Increasing immunization coverage among the Rohingya refugees against vaccine preventable diseases is a priority for the health sector, both through vaccination campaigns and through strengthening of routine expanded programme of immunization (EPI). The programme addresses to children below two years of age and follows the same immunization structure as in the rest of the country, ensuring protection against a large spectrum of life threatening diseases. The children are being administered pentavalent vaccines, which protects against diphtheria, pertussis, tetanus, Haemophilus Influenzae, and hepatitis B, pneumococcal conjugate vaccines (PCV), bivalent oral polio vaccine (bOPV), Bacillus Calmette–Guérin vaccine against Tuberculosis (BCG), measles and rubella vaccine (MR). The pregnant women are also vaccinated against diphtheria and tetanus (TD vaccine).

More than 4,000,000 doses of vaccines have been delivered during nine mass vaccination campaigns since September 2017, to cover a huge immunization gap among Rohingya population. The newly started programme is meant to make vaccination of the youngest children an ordinary event after birth. Reaching out to all children still remains a challenge so efforts are made to identify children who have not yet been immunized. Engagement with the communities and health messages in local language are important part of the immunization program.

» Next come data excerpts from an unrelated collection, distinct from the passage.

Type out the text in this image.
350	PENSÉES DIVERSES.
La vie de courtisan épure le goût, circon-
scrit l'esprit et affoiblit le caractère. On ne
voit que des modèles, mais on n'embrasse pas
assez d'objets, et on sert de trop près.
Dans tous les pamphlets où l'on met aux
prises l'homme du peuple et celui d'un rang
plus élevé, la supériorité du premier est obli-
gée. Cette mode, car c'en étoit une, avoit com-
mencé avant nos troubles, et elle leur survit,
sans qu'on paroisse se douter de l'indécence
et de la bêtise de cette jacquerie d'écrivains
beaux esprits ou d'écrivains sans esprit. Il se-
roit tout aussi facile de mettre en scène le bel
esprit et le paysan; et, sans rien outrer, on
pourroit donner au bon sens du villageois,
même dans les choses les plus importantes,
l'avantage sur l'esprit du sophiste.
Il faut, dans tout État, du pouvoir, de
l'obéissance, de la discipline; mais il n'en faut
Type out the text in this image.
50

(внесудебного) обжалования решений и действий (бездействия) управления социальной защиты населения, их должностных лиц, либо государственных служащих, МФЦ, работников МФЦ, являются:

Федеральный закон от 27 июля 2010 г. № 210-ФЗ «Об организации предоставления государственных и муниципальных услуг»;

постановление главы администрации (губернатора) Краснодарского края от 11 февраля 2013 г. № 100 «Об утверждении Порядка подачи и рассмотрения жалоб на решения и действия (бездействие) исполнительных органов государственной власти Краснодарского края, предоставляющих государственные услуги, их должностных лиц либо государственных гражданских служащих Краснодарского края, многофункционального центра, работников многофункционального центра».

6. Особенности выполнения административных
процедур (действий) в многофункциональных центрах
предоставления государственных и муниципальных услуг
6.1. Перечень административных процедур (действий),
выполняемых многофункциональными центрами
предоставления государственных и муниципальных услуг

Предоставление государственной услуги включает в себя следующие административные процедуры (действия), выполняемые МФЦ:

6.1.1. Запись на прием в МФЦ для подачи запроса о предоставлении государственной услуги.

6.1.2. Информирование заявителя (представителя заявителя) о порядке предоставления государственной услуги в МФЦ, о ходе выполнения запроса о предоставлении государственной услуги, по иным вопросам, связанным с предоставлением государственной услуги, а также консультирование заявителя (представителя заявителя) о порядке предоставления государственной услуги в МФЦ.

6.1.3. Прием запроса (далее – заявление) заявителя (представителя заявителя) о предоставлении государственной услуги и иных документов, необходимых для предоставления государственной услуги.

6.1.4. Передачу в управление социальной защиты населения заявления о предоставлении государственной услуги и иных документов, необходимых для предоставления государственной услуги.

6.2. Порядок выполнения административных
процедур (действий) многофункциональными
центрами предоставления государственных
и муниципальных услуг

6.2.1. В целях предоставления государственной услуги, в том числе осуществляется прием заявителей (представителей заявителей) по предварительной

94 teams of vaccinators in outreach and static posts are conducting the daily routine immunization, for more than 111,000 estimated children under two years old and for the future newborns as well as more than 50,000 pregnant women per year.

During each month, alternative 12 days are allocated for registration of the children and pregnant woman on door to door basis and consecutive following 12 days for vaccination. During registration, vaccinators are also conducting information activities on nutrition, and other newborn health related issues.

The vaccination teams are supported by 21 WHO Immunization Field Monitors (IFMs) that are monitoring and guiding the whole vaccination process. The IFMs look up for timely arrival and distribution of vaccines, compliance with cold chain guidelines, assisting vaccinators in registration and vaccination, ensuring also the mobilization of the communities.

WHO remains committed in supporting Government to implement routine immunization as the most sustainable, reliable and timely action against vaccine preventable diseases.